Opinion: Celebrating women at the top is better than imposing quotas

Opinion: Celebrating women at the top is better than imposing quotas

Having a good gender balance in the boardroom can only benefit your business, says Sharon Glancy, founder of Women 1st

Readers of Travel Weekly’s recent The List of 10 women shaping the industry can’t fail to have been impressed.

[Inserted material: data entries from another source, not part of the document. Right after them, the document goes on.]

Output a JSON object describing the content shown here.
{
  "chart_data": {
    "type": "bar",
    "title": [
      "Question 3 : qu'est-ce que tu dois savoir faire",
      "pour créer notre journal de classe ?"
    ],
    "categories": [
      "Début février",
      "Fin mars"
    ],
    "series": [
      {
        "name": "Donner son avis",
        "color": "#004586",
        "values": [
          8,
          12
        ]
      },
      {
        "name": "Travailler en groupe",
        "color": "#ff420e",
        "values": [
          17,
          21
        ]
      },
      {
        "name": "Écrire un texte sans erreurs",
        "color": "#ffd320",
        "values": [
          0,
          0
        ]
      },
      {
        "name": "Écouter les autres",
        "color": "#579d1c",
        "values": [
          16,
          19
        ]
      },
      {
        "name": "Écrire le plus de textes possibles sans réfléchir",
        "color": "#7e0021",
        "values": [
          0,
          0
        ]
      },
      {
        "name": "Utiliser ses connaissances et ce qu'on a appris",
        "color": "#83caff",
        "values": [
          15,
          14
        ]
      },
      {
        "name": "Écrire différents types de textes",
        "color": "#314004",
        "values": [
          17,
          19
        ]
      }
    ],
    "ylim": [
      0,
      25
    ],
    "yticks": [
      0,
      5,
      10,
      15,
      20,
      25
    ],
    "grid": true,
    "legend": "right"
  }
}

It highlighted some seriously inspirational women who have reached the top of their game and are helping drive the future of travel.

But some might ask why should you need to create a list of inspirational women? Where’s the list of inspirational men?

As the founder of Women 1st, an initiative that aims to increase the number of women working in senior roles in the hospitality, passenger transport, travel and tourism, it’s a topic that is close to my heart.

In the travel industry, like many others, the proportion of women declines as the roles get more senior. Our research shows that while 78% of agents are women, only 41% make it into management.

Few will have missed the high-profile debates around gender quotas for boards in recent months.

While Women 1st doesn’t advocate quotas, the debates emphasised how far we still have to go to achieve a good gender balance at the top.

The business case for mixed boards is clear. A recent Credit Suisse Research Institute report found that companies with female board members outperformed those with all-male boards by 26% over a six-year period.

Highlighting the women who have made it to the top, through initiatives like Travel Weekly’s The List, is critical to helping businesses achieve success.

It’s not just about names on lists – these people are role models, and mentors, and proof that women can build a rewarding career in travel and reach the top.

And they can have a real impact on career progression. Our research shows that 61% of women see a lack of role models and mentors as a barrier to their career development, compared to just 31% of men.

That need to create visible role models is why we run our annual Women 1st Shine Awards, which recognises the achievements of women in travel, tourism and hospitality, as well as the mentors and businesses that support their development.

The 2013 awards are open for entry now, and we’re keen to receive nominations. In fact, our last two ‘Woman of the Year’ award winners have come from the travel industry: Victoria Sanders, then of Teletext Holidays, and easyJet’s Carolyn McCall.

We’re also inducting 25 more women into our Women 1st Top 100 Club – an inspirational network of women who act as role models for tomorrow’s female leaders. 

We’d love to hear who you think we’ve missed. And I’d encourage people to send their suggestions for the Travel Weekly list too.

This is about inspiring our future leaders – and the whole industry stands to benefit.